When I first moved to Los Angeles, I marveled at the oddities of nature. Those gigantic swan-type plants that bore bananas, the endless varieties of succulents and glamorous palm trees. One thing I thought we were short on, was insect life. And I was fine with that! L.A. is too dry for mosquito infestations, and as an East Coaster, I was thankful for it.
|popping out to greet me after a long day|
Then I realized something - the nicer the neighborhood, the more nature takes over. I was so used to living in the concrete flatlands of Hollywood, that wildlife was an afterthought. I didn't even see bees. Then we moved to Studio City, at the foot of Laurel Canyon. Holy coyotes in the driveway on summer nights. Black widows under patio rocks. Moths smothering our porch lights and a wasp nest in the lemon tree.
|making his way to his nightly perch; my shoulder|
All of this was fairly unnerving, until we met Giuseppe. He's the albino praying mantis that used to hang out on our front porch. Grayish and papery, my husband and I thought it was the shell of a praying mantis. I said, "I didn't know they shed their skin like snakes." As we inched closer to the specimen, it suddenly turned his head towards us. We jumped.
|He even started popping out during the day|
But a new friendship was born, and Giuseppe would pop out from behind the porch light when I came home. He liked to jump on my hand and crawl up my arm. He'd rest on my shoulder as I walked around the yard. To him, it must have felt like flying. He preferred the top of my head when we walked, but he was so big, that when he moved it felt like someone was brushing my hair. It gave me the creepy crawlies. He'd come into the house and stare at the glow in the fireplace. So mesmerized he was, that he didn't move his shiny triangle face from it for a second.

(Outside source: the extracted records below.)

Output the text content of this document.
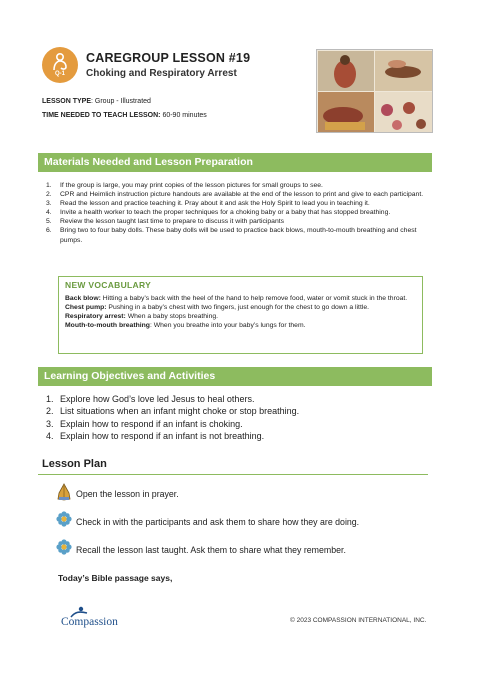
Q-1
CAREGROUP LESSON #19
Choking and Respiratory Arrest
LESSON TYPE: Group - Illustrated
TIME NEEDED TO TEACH LESSON: 60-90 minutes
Materials Needed and Lesson Preparation
1. If the group is large, you may print copies of the lesson pictures for small groups to see.
2. CPR and Heimlich instruction picture handouts are available at the end of the lesson to print and give to each participant.
3. Read the lesson and practice teaching it. Pray about it and ask the Holy Spirit to lead you in teaching it.
4. Invite a health worker to teach the proper techniques for a choking baby or a baby that has stopped breathing.
5. Review the lesson taught last time to prepare to discuss it with participants
6. Bring two to four baby dolls. These baby dolls will be used to practice back blows, mouth-to-mouth breathing and chest pumps.
NEW VOCABULARY

Back blow: Hitting a baby’s back with the heel of the hand to help remove food, water or vomit stuck in the throat.

Chest pump: Pushing in a baby’s chest with two fingers, just enough for the chest to go down a little.

Respiratory arrest: When a baby stops breathing.

Mouth-to-mouth breathing: When you breathe into your baby’s lungs for them.

Learning Objectives and Activities
1. Explore how God’s love led Jesus to heal others.
2. List situations when an infant might choke or stop breathing.
3. Explain how to respond if an infant is choking.
4. Explain how to respond if an infant is not breathing.
Lesson Plan
Open the lesson in prayer.
Check in with the participants and ask them to share how they are doing.
Recall the lesson last taught. Ask them to share what they remember.
Today’s Bible passage says,
Compassion	© 2023 COMPASSION INTERNATIONAL, INC.
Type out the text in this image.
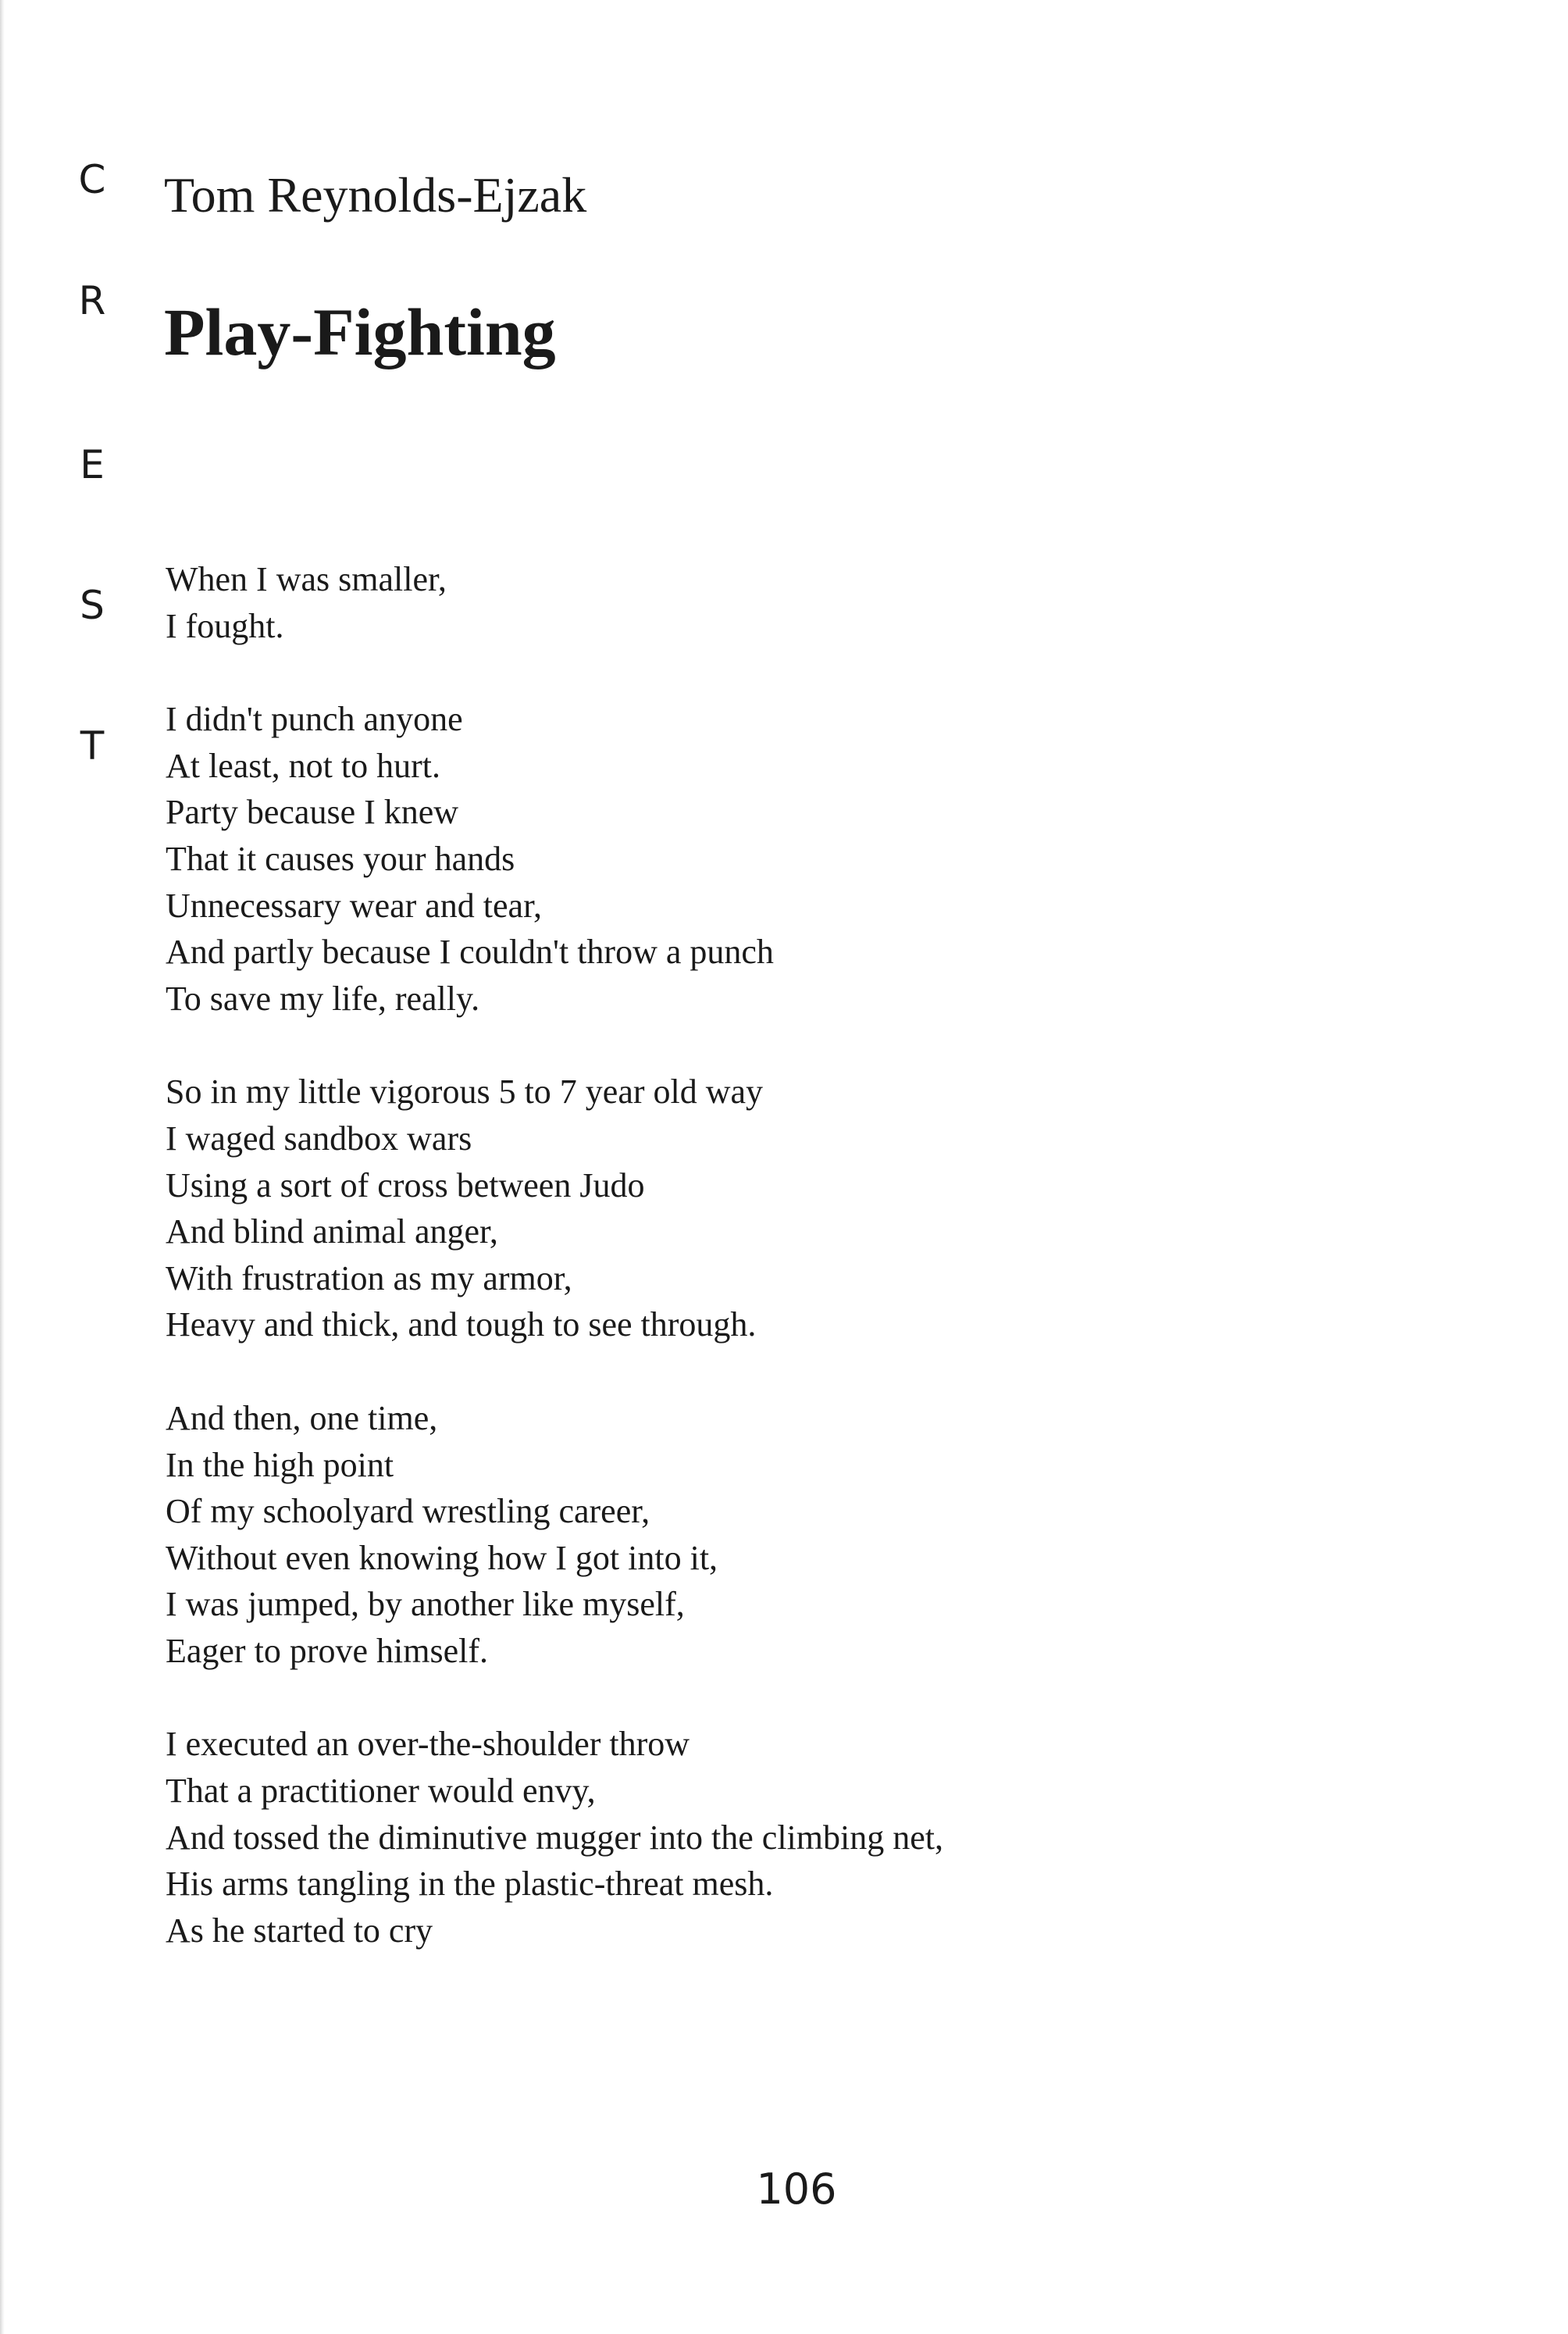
C
R
E
S
T
Tom Reynolds-Ejzak
Play-Fighting

When I was smaller,
I fought.

I didn't punch anyone
At least, not to hurt.
Party because I knew
That it causes your hands
Unnecessary wear and tear,
And partly because I couldn't throw a punch
To save my life, really.

So in my little vigorous 5 to 7 year old way
I waged sandbox wars
Using a sort of cross between Judo
And blind animal anger,
With frustration as my armor,
Heavy and thick, and tough to see through.

And then, one time,
In the high point
Of my schoolyard wrestling career,
Without even knowing how I got into it,
I was jumped, by another like myself,
Eager to prove himself.

I executed an over-the-shoulder throw
That a practitioner would envy,
And tossed the diminutive mugger into the climbing net,
His arms tangling in the plastic-threat mesh.
As he started to cry

106
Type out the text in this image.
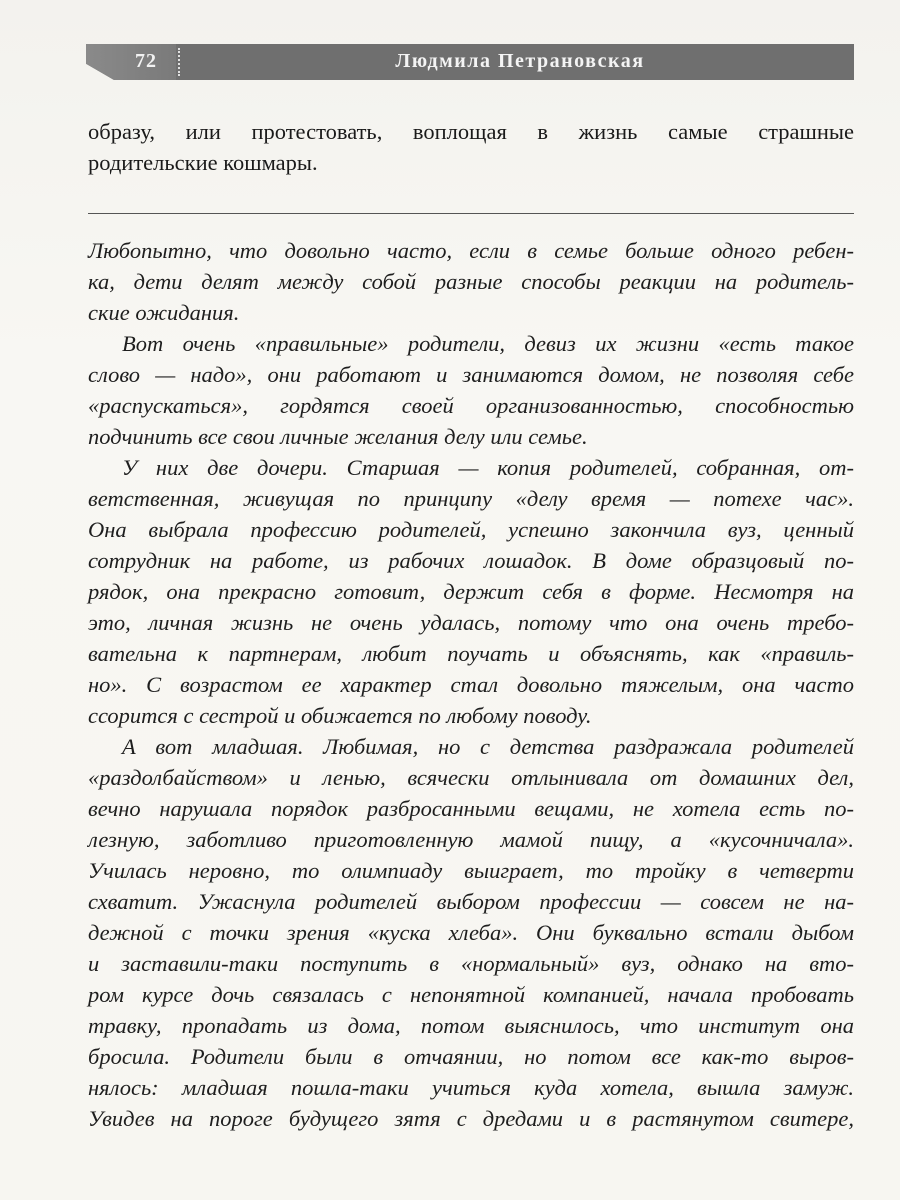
72	Людмила Петрановская
образу, или протестовать, воплощая в жизнь самые страшные
родительские кошмары.
Любопытно, что довольно часто, если в семье больше одного ребен-
ка, дети делят между собой разные способы реакции на родитель-
ские ожидания.
Вот очень «правильные» родители, девиз их жизни «есть такое
слово — надо», они работают и занимаются домом, не позволяя себе
«распускаться», гордятся своей организованностью, способностью
подчинить все свои личные желания делу или семье.
У них две дочери. Старшая — копия родителей, собранная, от-
ветственная, живущая по принципу «делу время — потехе час».
Она выбрала профессию родителей, успешно закончила вуз, ценный
сотрудник на работе, из рабочих лошадок. В доме образцовый по-
рядок, она прекрасно готовит, держит себя в форме. Несмотря на
это, личная жизнь не очень удалась, потому что она очень требо-
вательна к партнерам, любит поучать и объяснять, как «правиль-
но». С возрастом ее характер стал довольно тяжелым, она часто
ссорится с сестрой и обижается по любому поводу.
А вот младшая. Любимая, но с детства раздражала родителей
«раздолбайством» и ленью, всячески отлынивала от домашних дел,
вечно нарушала порядок разбросанными вещами, не хотела есть по-
лезную, заботливо приготовленную мамой пищу, а «кусочничала».
Училась неровно, то олимпиаду выиграет, то тройку в четверти
схватит. Ужаснула родителей выбором профессии — совсем не на-
дежной с точки зрения «куска хлеба». Они буквально встали дыбом
и заставили-таки поступить в «нормальный» вуз, однако на вто-
ром курсе дочь связалась с непонятной компанией, начала пробовать
травку, пропадать из дома, потом выяснилось, что институт она
бросила. Родители были в отчаянии, но потом все как-то выров-
нялось: младшая пошла-таки учиться куда хотела, вышла замуж.
Увидев на пороге будущего зятя с дредами и в растянутом свитере,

Then one day he was gone. We looked around the porch light but only saw the corpses of the moths he sucked dry. No trace of his easy-to-spot body anywhere. His color made him an easy target, and Lord knows he was too trusting. It's been months, we was always keep an eye out, just in case. He's a reminder that nature is a joy, and not a nuisance. Readers, since there's a chance you think I'm a bit loopy because of this, rest assured that I have no intention of trying this with coyotes.